The hospital can become a field hospital at a moment’s notice. Idlib is at the center of the last rebel-held region of Syria, and large-scale fighting in the region was averted when Turkey and Russia reached a peace agreement Sept. 18. “Hopefully this will (create) a more peaceful environment, so we can keep working safely,” Almilaji said. But if Idlib is attacked, it would take “just two days to move any equipment from the other hospitals into our hospital.”

Almilaji added he is “almost sure there will be no military” action in Idlib, “but nobody knows enough to predict what will in happen.” He noted that “there are almost 3.5 million people in the region, and it would be a catastrophe if there is a military attack in the area. The people in Idlib have been displaced from area to area in Syria already. They have suffered enough.”

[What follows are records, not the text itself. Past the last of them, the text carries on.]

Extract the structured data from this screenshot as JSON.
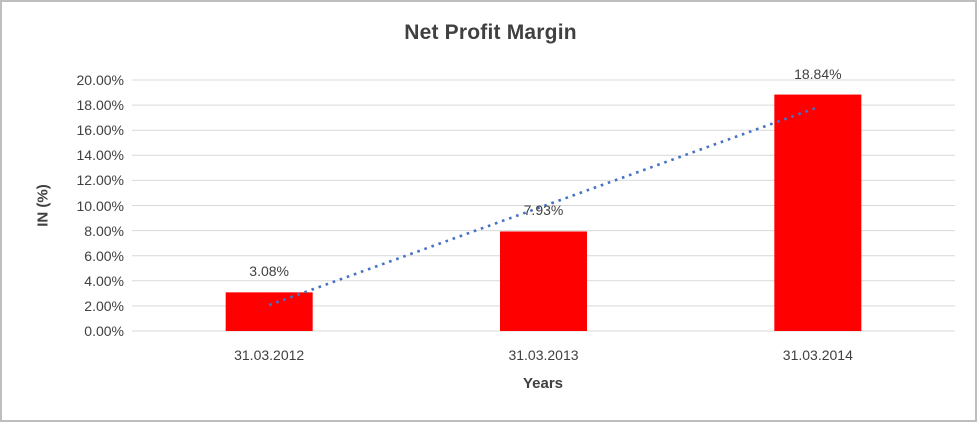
{
  "chart_data": {
    "type": "bar",
    "title": "Net Profit Margin",
    "xlabel": "Years",
    "ylabel": "IN (%)",
    "categories": [
      "31.03.2012",
      "31.03.2013",
      "31.03.2014"
    ],
    "values": [
      3.08,
      7.93,
      18.84
    ],
    "data_labels": [
      "3.08%",
      "7.93%",
      "18.84%"
    ],
    "ylim": [
      0,
      20
    ],
    "ytick_step": 2,
    "ytick_labels": [
      "0.00%",
      "2.00%",
      "4.00%",
      "6.00%",
      "8.00%",
      "10.00%",
      "12.00%",
      "14.00%",
      "16.00%",
      "18.00%",
      "20.00%"
    ],
    "grid": true,
    "legend": "none",
    "bar_color": "#FF0000",
    "trendline": {
      "type": "linear",
      "style": "dotted",
      "color": "#4472C4",
      "start_value": 2.07,
      "end_value": 17.83
    }
  },
  "colors": {
    "text": "#404040",
    "gridline": "#D9D9D9",
    "background": "#FFFFFF",
    "frame_border": "#BEBEBE"
  }
}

In the long term, Almilaji hopes to use the hospital to train the next generation of Syrian doctors. “We would bring new residents, or current residents who didn’t complete their medical training so they can be trained in this facility,” he added.

Almilaji is an Humanitarian Innovation Initiative international fellow, and his organization, the Sustainable International Medical Relief Organization, receives HI2 advisory support. HI2 organized an open challenge to help SIMRO develop a comprehensive telehealth system for the hospital, which would allow medical staff to work with specialists in the United States and would facilitate training.

SIMRO raised almost $1 million for the construction of the hospital, nearly $200,000 of which came from an online campaign spearheaded by Brown students, Almilaji said. The hospital is now transitioning from the construction phase to the operational phase, but SIMRO lacks funding to fully cover operating costs. There will need to be cooperation between local organizations and international ones to finance the hospital’s operations going forward, Almilaji said. “We are waiting for donors to send equipment so we can provide the services that we aim to,” he added.

Director of HI2 and Associate Professor of Emergency Medicine Adam Levine praised the effort, as it provides “care for some of the most vulnerable internally displaced people in all of Syria and all of the world.” 

“We’ll continue to help in any way we can,” he added.

Thousands of miles from the newly constructed facility, Almilaji is currently settling into his life in Canada. He was awarded the Meritorious Service Medal, a Canadian honor given by a representative of Queen Elizabeth II.

Almilaji described Toronto as “a very nice city, a very big city, and everybody’s positive.” He is enjoying the master’s program, which he described as very competitive. He is also studying applied geographic information systems at Ryerson University to learn more about medical geography.

“A couple of days before I travelled to Canada, I received a call from the American Embassy,” telling him his visa was granted, Almilaji said. “That was so unfortunate,” Almilaji added, noting he wanted to return to the “fabulous, supportive, amazing family” waiting for him at Brown. But moving to Canada allowed him to reunite with his pregnant wife and witness the birth of his daughter, who is now just over a year old.